Auf meine Frage, ob er glaube, dass Sabahi oder Al-Sisi seine Dampfkesselgesellschaft wieder in Betrieb nehmen würde, sagt Ali vorsichtig: "Ich hoffe es. Viel Vertrauen haben die Leute nicht mehr. Es geht darum, dass der, der eine Zusage macht, sie auch einhält. Sabahi hat uns versprochen, sich dafür einzusetzen, ein Treffen mit Al-Sisi steht noch aus. Sabahi ist Nasserist und sollte politisch auf Nassers Spuren wandeln. Al-Sisi ist angeblich auch Nasserist, und Nassers Familie und die Nasseristische Partei unterstützen ihn. Ich hoffe vor allem, dass der kommende Präsident gegen die im ganzen Land  grassierende Korruption vorgeht."

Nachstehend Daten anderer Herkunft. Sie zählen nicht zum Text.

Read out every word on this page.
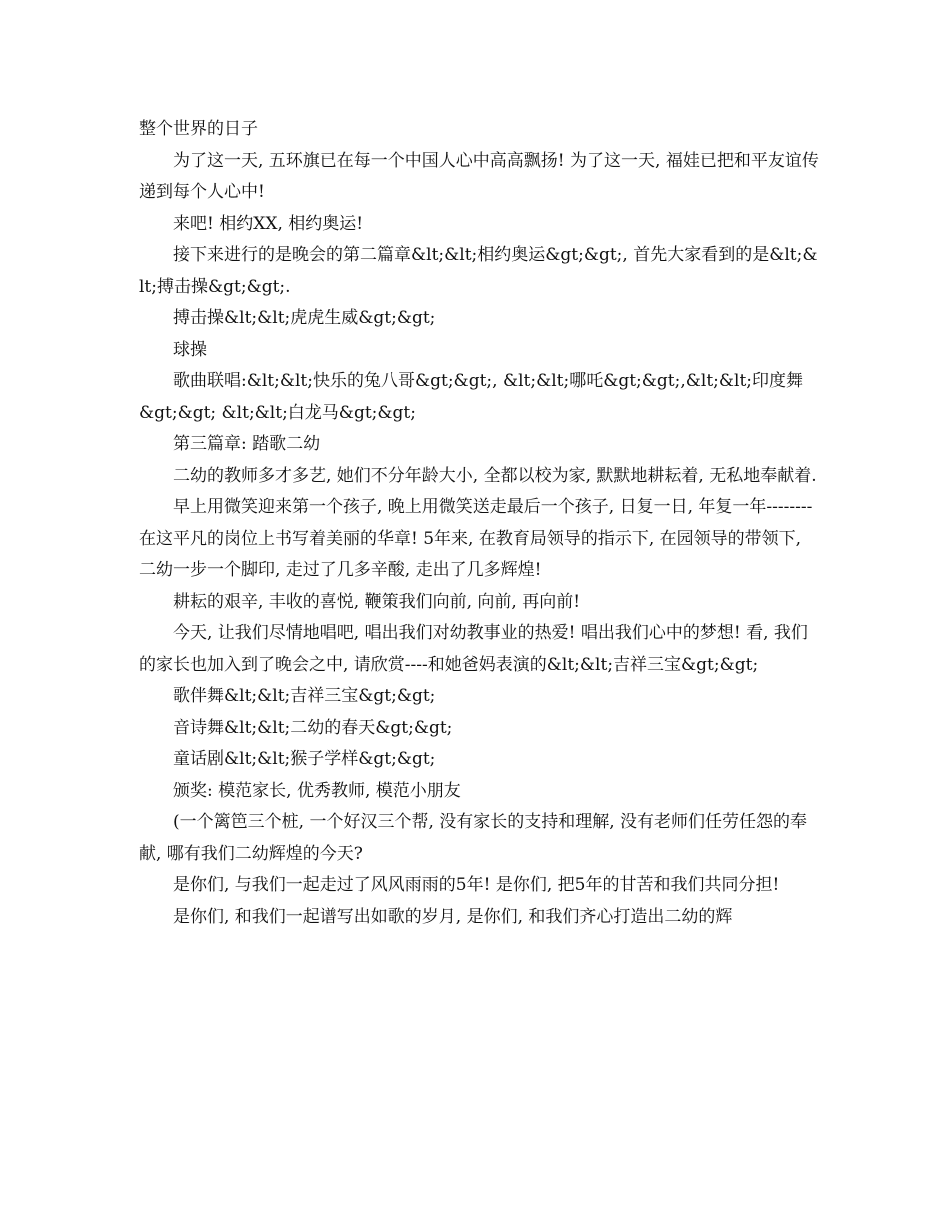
整个世界的日子

为了这一天, 五环旗已在每一个中国人心中高高飘扬! 为了这一天, 福娃已把和平友谊传递到每个人心中!

来吧! 相约XX, 相约奥运!

接下来进行的是晚会的第二篇章&lt;&lt;相约奥运&gt;&gt;, 首先大家看到的是&lt;&lt;搏击操&gt;&gt;.

搏击操&lt;&lt;虎虎生威&gt;&gt;

球操

歌曲联唱:&lt;&lt;快乐的兔八哥&gt;&gt;, &lt;&lt;哪吒&gt;&gt;,&lt;&lt;印度舞 &gt;&gt; &lt;&lt;白龙马&gt;&gt;

第三篇章: 踏歌二幼

二幼的教师多才多艺, 她们不分年龄大小, 全都以校为家, 默默地耕耘着, 无私地奉献着.

早上用微笑迎来第一个孩子, 晚上用微笑送走最后一个孩子, 日复一日, 年复一年--------在这平凡的岗位上书写着美丽的华章! 5年来, 在教育局领导的指示下, 在园领导的带领下, 二幼一步一个脚印, 走过了几多辛酸, 走出了几多辉煌!

耕耘的艰辛, 丰收的喜悦, 鞭策我们向前, 向前, 再向前!

今天, 让我们尽情地唱吧, 唱出我们对幼教事业的热爱! 唱出我们心中的梦想! 看, 我们的家长也加入到了晚会之中, 请欣赏----和她爸妈表演的&lt;&lt;吉祥三宝&gt;&gt;

歌伴舞&lt;&lt;吉祥三宝&gt;&gt;

音诗舞&lt;&lt;二幼的春天&gt;&gt;

童话剧&lt;&lt;猴子学样&gt;&gt;

颁奖: 模范家长, 优秀教师, 模范小朋友

(一个篱笆三个桩, 一个好汉三个帮, 没有家长的支持和理解, 没有老师们任劳任怨的奉献, 哪有我们二幼辉煌的今天?

是你们, 与我们一起走过了风风雨雨的5年! 是你们, 把5年的甘苦和我们共同分担!

是你们, 和我们一起谱写出如歌的岁月, 是你们, 和我们齐心打造出二幼的辉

Hisham, der Entlassene der Leinenwerke von Tanta, ist noch zurückhaltender: "Sabahi hat Versprechungen gemacht, die von al-Sisi stehen noch aus", sagt er. "Ali und ich werden uns gegenseitig nicht vorschreiben, für wen wir stimmen. Letztlich geht es darum, was bei der Politik beider herauskommt. Es ist zu befürchten, dass Wahlkampfversprechen nicht eingehalten werden. Genau daran sind wir leider gewöhnt: Zusagen, die nicht erfüllt werden."

Eine Woche vor dem diesjährigen 1. Mai war ich den drei hier vorgestellten Arbeitern bei einem Runden Tisch im Zentrum für Wirtschaftliche und Soziale Rechte in Kairo begegnet. Auch damals hatte niemand über die Wahl eines neuen Präsidenten gesprochen. Vielmehr ging es um die Gründung einer neuen Bewegung namens "Ägyptischer Arbeiterkampf". Allgemein herrschte auf dem Treffen die Auffassung, dass die Proteste allenfalls vorübergehend abgeflaut seien und mit Sicherheit bald umso stärker wieder aufflammen würden. Und da kein Politiker, keine Partei und keine Bewegung in Sicht sei, die eine Lösung für die enormen sozialen Probleme Ägyptens anbieten könne, sei es zu der sozialen Gerechtigkeit, für die die Revolution vom 25. Januar angetreten sei, noch ein weiter Weg.

Die ägyptischen Arbeiter träumen nicht vom Paradies. Dass sie jetzt wieder viel von Nasser sprechen, der vor fünfzig Jahren den 1. Mai zum Feiertag gemacht hat, hat durchaus symbolische Bedeutung. Aber Symbolik allein schafft noch keine Einheit.



Karem Yehia, ist ägyptischer Journalist und Buchautor. In seinem kürzlich in Kairo erschienen Buch ash-Shabihan (die Ähnlichen) vergleicht er die Biographien von Hosni Mubarak und Zine el-Abidine Ben Ali.

Aus dem Arabischen von Günther Orth.